As it is said in the Bible:
Faith is the evidence of things hoped for, the substance of things not seen.

Otherwise we would not know anything that we wouldn't have seen with our own eyes. Otherwise we couldn't believe anyone if they told us what had happened to them, otherwise we wouldn't be able to trust old men when they gave us advice. Would we need evidence for everything, we wouldn't survive.

Therefor faith is the ability of us to look into the unknown, in hope of a better way, since we are limited creatures. This gives us the oppertunity of ever advancing, ever growing. Even in individual scale faith is needed to grow and to advance in life.

That we have faith in God is because that matters so much for us, because otherwise things would not bear full meaning and we would have to close our eyes, because we couldn't tolerate the sight of a world without meaning. In other words, we would be dead inside, constantly moving to keep us alive, constantly grasping everything. No time for afterthought, or perhaps afterthought in itself is a bad move then.

Faith is a beautiful thing, where things we have faith in show themselves in the world we see, in different manners, so in a way faith is self-supporting, collecting meaning to support itself. All over the world we see a stamp, and it says; "Made by God".
 
"Faith may be defined briefly as an illogical belief in the occurrence of the improbable. A man full of faith is simply one who has lost (or never had) the capacity for clear and realistic thought. He is not a mere ass; he is actually ill."
H.L. Mencken

Due to the fact that there is no evidence to support the validity of Xianity/islam, and that there is such a huge amount of evidence directly conflicting with Xianity/islam, the word "delusion" is more appropriately applied where the word "faith" is much more commonly used. Having a delusion is believing something is true even though there is no affirmative evidence to support a contention of belief, and/or the existence of significant evidence to the contrary of the professed belief. xians/muslim have no "faith in God", they have a delusion of God. They are, quite factually, mentally ill.
the preacher.


There has never existed in the world anything more intensely vile, contemptuous, and dangerous to freedom, peace and progress as deeply held blind faith in organized religions and holy dogmas. The Christian dominated society of this country has painted a lovely picture of the faithful flock and how deserving faithful people are of praise and respect. Beneath the Xian whitewash is the plain hard truth. If a person treated his children half as cruelly as the supposedly divine and omnibenevolent Judeo-Christian blood god has treated his children, the Christians would be out to give him the death penalty. Does belief in cruel gods create cruel people, or do cruel people simply make their gods in their own likeness?
mis t highs http://www.sciforums.com/showthread.php?t=40015&page=1&pp=20
 
I think I was an atheist first for subjective reasons (feelings, faith) before I had solid reasons for it. I just suspected that most people were full of crap and believe stupid things because they are weak and don't read.

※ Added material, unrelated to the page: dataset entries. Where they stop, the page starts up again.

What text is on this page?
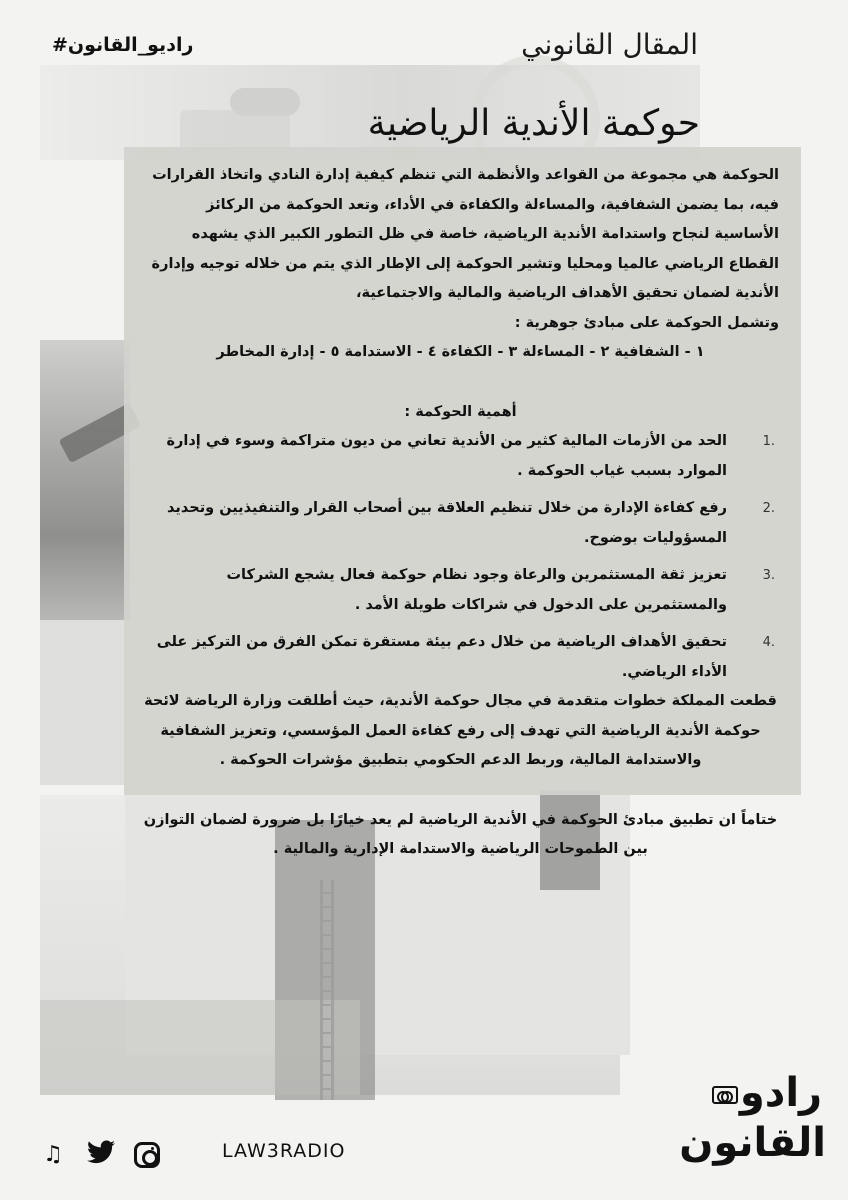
#راديو_القانون	المقال القانوني
حوكمة الأندية الرياضية

الحوكمة هي مجموعة من القواعد والأنظمة التي تنظم كيفية إدارة النادي واتخاذ القرارات فيه، بما يضمن الشفافية، والمساءلة والكفاءة في الأداء، وتعد الحوكمة من الركائز الأساسية لنجاح واستدامة الأندية الرياضية، خاصة في ظل التطور الكبير الذي يشهده القطاع الرياضي عالميا ومحليا وتشير الحوكمة إلى الإطار الذي يتم من خلاله توجيه وإدارة الأندية لضمان تحقيق الأهداف الرياضية والمالية والاجتماعية،

وتشمل الحوكمة على مبادئ جوهرية :

١ - الشفافية ٢ - المساءلة ٣ - الكفاءة ٤ - الاستدامة ٥ - إدارة المخاطر

أهمية الحوكمة :

1.
الحد من الأزمات المالية كثير من الأندية تعاني من ديون متراكمة وسوء في إدارة الموارد بسبب غياب الحوكمة .
2.
رفع كفاءة الإدارة من خلال تنظيم العلاقة بين أصحاب القرار والتنفيذيين وتحديد المسؤوليات بوضوح.
3.
تعزيز ثقة المستثمرين والرعاة وجود نظام حوكمة فعال يشجع الشركات والمستثمرين على الدخول في شراكات طويلة الأمد .
4.
تحقيق الأهداف الرياضية من خلال دعم بيئة مستقرة تمكن الفرق من التركيز على الأداء الرياضي.

قطعت المملكة خطوات متقدمة في مجال حوكمة الأندية، حيث أطلقت وزارة الرياضة لائحة حوكمة الأندية الرياضية التي تهدف إلى رفع كفاءة العمل المؤسسي، وتعزيز الشفافية والاستدامة المالية، وربط الدعم الحكومي بتطبيق مؤشرات الحوكمة .

ختاماً ان تطبيق مبادئ الحوكمة في الأندية الرياضية لم يعد خيارًا بل ضرورة لضمان التوازن بين الطموحات الرياضية والاستدامة الإدارية والمالية .

♫	LAW3RADIO
رادو
القانون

I'm still not sure if there is any objective truth, only degrees of certainty less than %100.
 
spidergoat said:
I think I was an atheist first for subjective reasons (feelings, faith) before I had solid reasons for it. I just suspected that most people were full of crap and believe stupid things because they are weak and don't read.

William James in Varieties of Relgious Experience notes that some people have a deep inner certainty that God exists (though they may deny it), while others have a similar certainty that there is no God. Sounds like you are the second spidergoat. It is not that theists read less or are weak or stupid... Many great minds are/were also theists, or at least had a strong sense of the spiritual (e.g. Einstein).

spidergoat said:
I'm still not sure if there is any objective truth, only degrees of certainty less than %100.

...but is meaningful "reality" only that which can be demonstrated using objective empirical data (logical empiricism), or is it the sum of our experience (phenomenology)? If the former, many things we value are seemingly not real, if the latter, then spiritual experiences are a part of meaningful reality.